去る4月17日には「東京タワー台湾祭2021 GW」のため東京タワーが台湾パイナップルをイメージしたカラーに特別ライトアップされ、20日には入城記念用のパイナップルが品切れになったという。台湾パイナップルの日本向け出荷総数は大手スーパーなどでも注文が入ったことで昨年の日本向け輸出の2000㌧の3倍6000㌧に達するとみられている。
中国が対立する国の物品に対して、検疫を理由に輸出制限をかけるのは珍しいことではない。フィリピンに対してもスプラトリー諸島(南沙諸島)を巡って対立した際にバナナが差し止められた。またコロナウイルスの独立調査や香港、南シナ海問題で対中批判を強めているオーストラリアに対しても、牛肉の輸入を一部停止したことがある。今回の台湾パイナップル禁輸も蔡英文総統率いる台湾に圧力を掛ける狙いがあるとみられる。
台湾パイナップルはライバルとなるフィリピンのパイナップルより割高であるため、今まで広まっていなかった。フィリピンではアメリカの海外領だったフィリピン群島政府やコモンウェルス・オブフィリピンの時代からのドールなど多国籍企業が大農園を経営していた為、安価で大量の農作物を提供することができた。しかし、台湾では普通の農家が作っているために、数も少なく価格がどうしても高くなってしまうのだ。さらに日本とフィリピンはFTAを締結しているが台湾とはしていないため関税も異なる。
現在台湾は日本やアメリカと同じ自由民主主義国家だ。しかし中国は一つの中国の原則を強めている。新疆ウイグル自治区での人権問題はここ最近ニュースでも耳にするだろう、少し前には内モンゴルでも同化政策を強めた。また昨年は、香港で国家安全維持法が制定され、1997年にイギリスから返還された時に導入された一国二制度で保障されている高度な自治が蔑ろにされ香港の中国との法的同化が進むのではないかと懸念されている。

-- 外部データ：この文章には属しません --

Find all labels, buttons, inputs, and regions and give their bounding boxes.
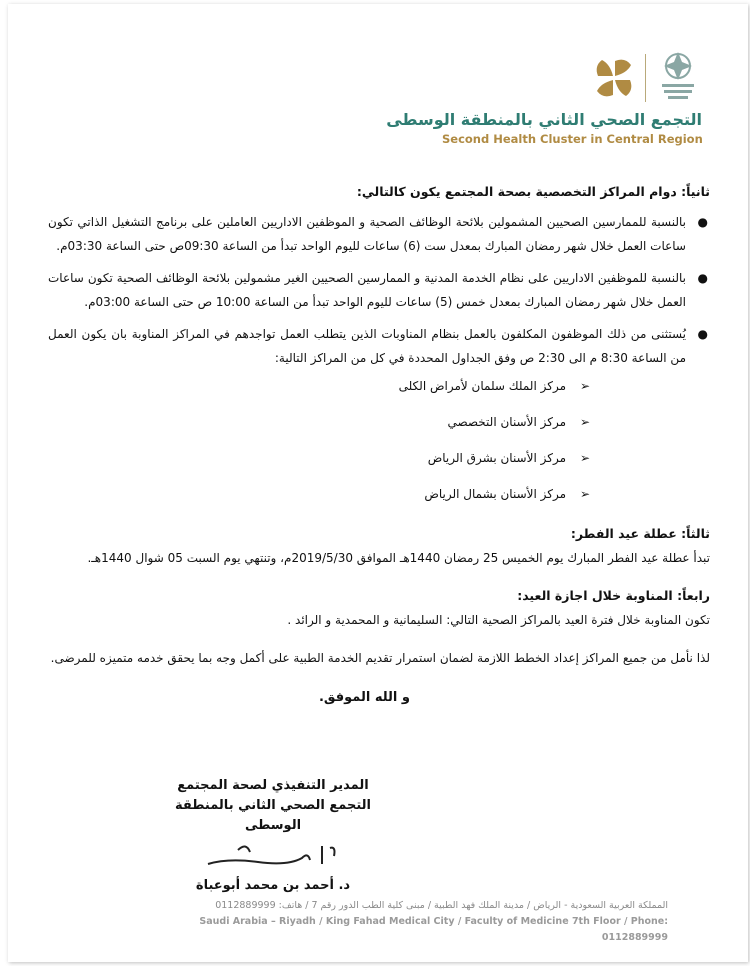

そんな中で、アメリカのインド太平洋軍司令官ジョン・アキリーノ海軍大将は議会上院の公聴会で「この問題は大半の人が考えているよりもはるかに切迫しているというのが私の意見だ。われわれは受けて立たなければならない。」と発言している。また、先に行われた日米首脳会談では「台湾海峡の平和と安定の為に両岸関係の平和的解決を促す」とニクソン・佐藤会談の1962年から実に52年ぶりに台湾に言及している。中国・台湾・アメリカわれわれ日本は、見えないところで確実に第三次国共内戦に近づいているのかもしれない。